Who is most likely to experience “Ozempic butt”?
It is important to note that semaglutide does not directly cause loose skin, nor will everyone using this drug experience it. But for anyone who notices a loss of skin elasticity during weight loss, whether it’s in the face, back, thighs, or other shapely areas, it could be an indication that your current nutritional intake is not sufficient for your needs.
“Anyone who loses a significant amount of fat and muscle in a short period of time may experience sagging skin in the areas of the body where they lose the most weight,” explains Dr. Nazarian.
The correlation between sagging skin and drugs like Ozempic and Wegovy is related to how much weight a patient loses, as well as how quickly they lose it. Failure to adhere to adequate protein intake through a healthy, balanced diet can trigger the problem as research establishes well that semaglutide can trigger muscle loss in some patients during use.
How the experts say you can treat ‘Ozempic’s ass’
More often than not, healthcare professionals consult with patients using semaglutide to come up with a personalized fitness plan that allows patients to ensure they do not lose muscle mass during treatment. Increasing the size of the gluteal muscles targeted in the butt through controlled exercise is a good way to plump up and tighten loose skin over time.

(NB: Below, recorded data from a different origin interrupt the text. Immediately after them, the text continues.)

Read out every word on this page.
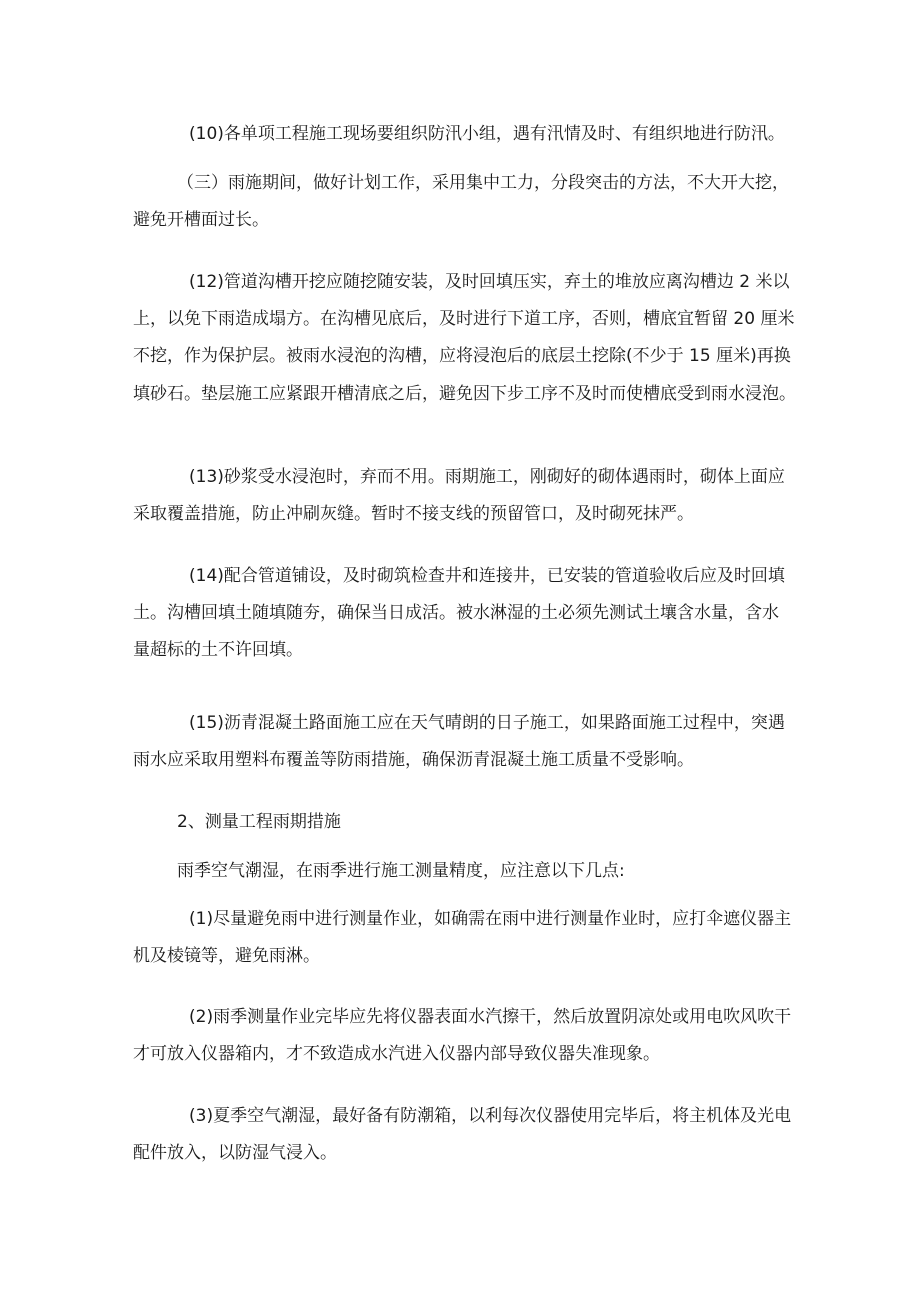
(10)各单项工程施工现场要组织防汛小组，遇有汛情及时、有组织地进行防汛。

（三）雨施期间，做好计划工作，采用集中工力，分段突击的方法，不大开大挖，
避免开槽面过长。

(12)管道沟槽开挖应随挖随安装，及时回填压实，弃土的堆放应离沟槽边 2 米以
上，以免下雨造成塌方。在沟槽见底后，及时进行下道工序，否则，槽底宜暂留 20 厘米
不挖，作为保护层。被雨水浸泡的沟槽，应将浸泡后的底层土挖除(不少于 15 厘米)再换
填砂石。垫层施工应紧跟开槽清底之后，避免因下步工序不及时而使槽底受到雨水浸泡。

(13)砂浆受水浸泡时，弃而不用。雨期施工，刚砌好的砌体遇雨时，砌体上面应
采取覆盖措施，防止冲刷灰缝。暂时不接支线的预留管口，及时砌死抹严。

(14)配合管道铺设，及时砌筑检查井和连接井，已安装的管道验收后应及时回填
土。沟槽回填土随填随夯，确保当日成活。被水淋湿的土必须先测试土壤含水量，含水
量超标的土不许回填。

(15)沥青混凝土路面施工应在天气晴朗的日子施工，如果路面施工过程中，突遇
雨水应采取用塑料布覆盖等防雨措施，确保沥青混凝土施工质量不受影响。

2、测量工程雨期措施

雨季空气潮湿，在雨季进行施工测量精度，应注意以下几点:

(1)尽量避免雨中进行测量作业，如确需在雨中进行测量作业时，应打伞遮仪器主
机及棱镜等，避免雨淋。

(2)雨季测量作业完毕应先将仪器表面水汽擦干，然后放置阴凉处或用电吹风吹干
才可放入仪器箱内，才不致造成水汽进入仪器内部导致仪器失准现象。

(3)夏季空气潮湿，最好备有防潮箱，以利每次仪器使用完毕后，将主机体及光电
配件放入，以防湿气浸入。
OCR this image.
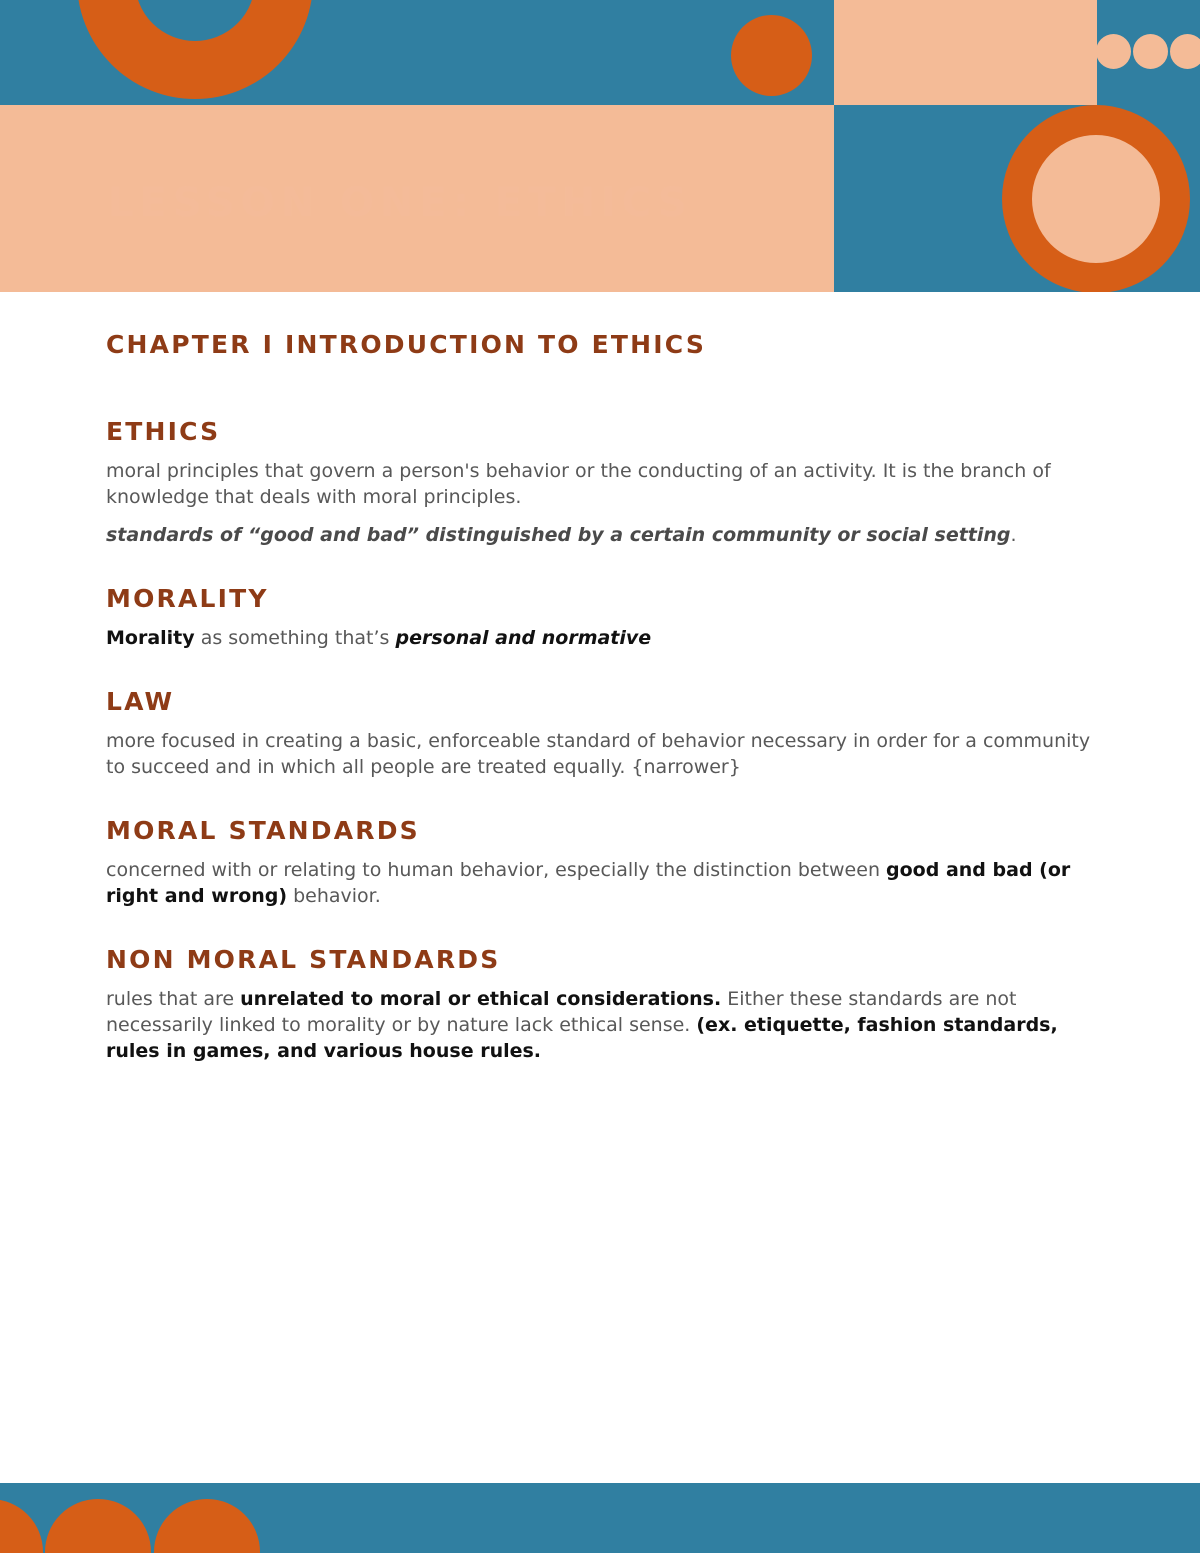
LESSON ONE: ETHICS
CHAPTER I INTRODUCTION TO ETHICS
ETHICS

moral principles that govern a person's behavior or the conducting of an activity. It is the branch of knowledge that deals with moral principles.

standards of “good and bad” distinguished by a certain community or social setting.

MORALITY

Morality as something that’s personal and normative

LAW

more focused in creating a basic, enforceable standard of behavior necessary in order for a community to succeed and in which all people are treated equally. {narrower}

MORAL STANDARDS

concerned with or relating to human behavior, especially the distinction between good and bad (or right and wrong) behavior.

NON MORAL STANDARDS

rules that are unrelated to moral or ethical considerations. Either these standards are not necessarily linked to morality or by nature lack ethical sense. (ex. etiquette, fashion standards, rules in games, and various house rules.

But many resort to surgical fixes and other cosmetic tools to restore sagging skin, she says Jeffrey G. Lind II, MDa dual-certified plastic surgeon and founder of the Lind Institute of Plastic Surgery in Texas, who works with patients to explore options such as skin excision, injectable fillers, and skin tightening tactics, all ranging from surgical options to non-invasive ones.
Other notable side effects of semaglutide drugs like Ozempic, Wegovy
Weight loss is an expected side effect of semaglutide for many patients, although extreme weight loss can cause problems such as sagging skin. But other known side effects of these types of medications can include variations of the following, according to materials published by the Mayo Clinic, in various severities that vary from patient to patient:
Losing weight too fast comes with a number of potential side effects and risks, as well as sagging skin. The Mayo Clinic notes that rapid weight loss poses a risk of developing gallstones, as well as additional problems such as chronic dehydration and malnutrition, among others. Ultimately, it is crucial that you monitor your use of semaglutide with your primary care physician and not seek out non-prescription variations of this drug.
Editor’s note: Weight loss, health and body image are complex topics we invite you to gain a broader perspective by reading our exploration of the risks of diet culture.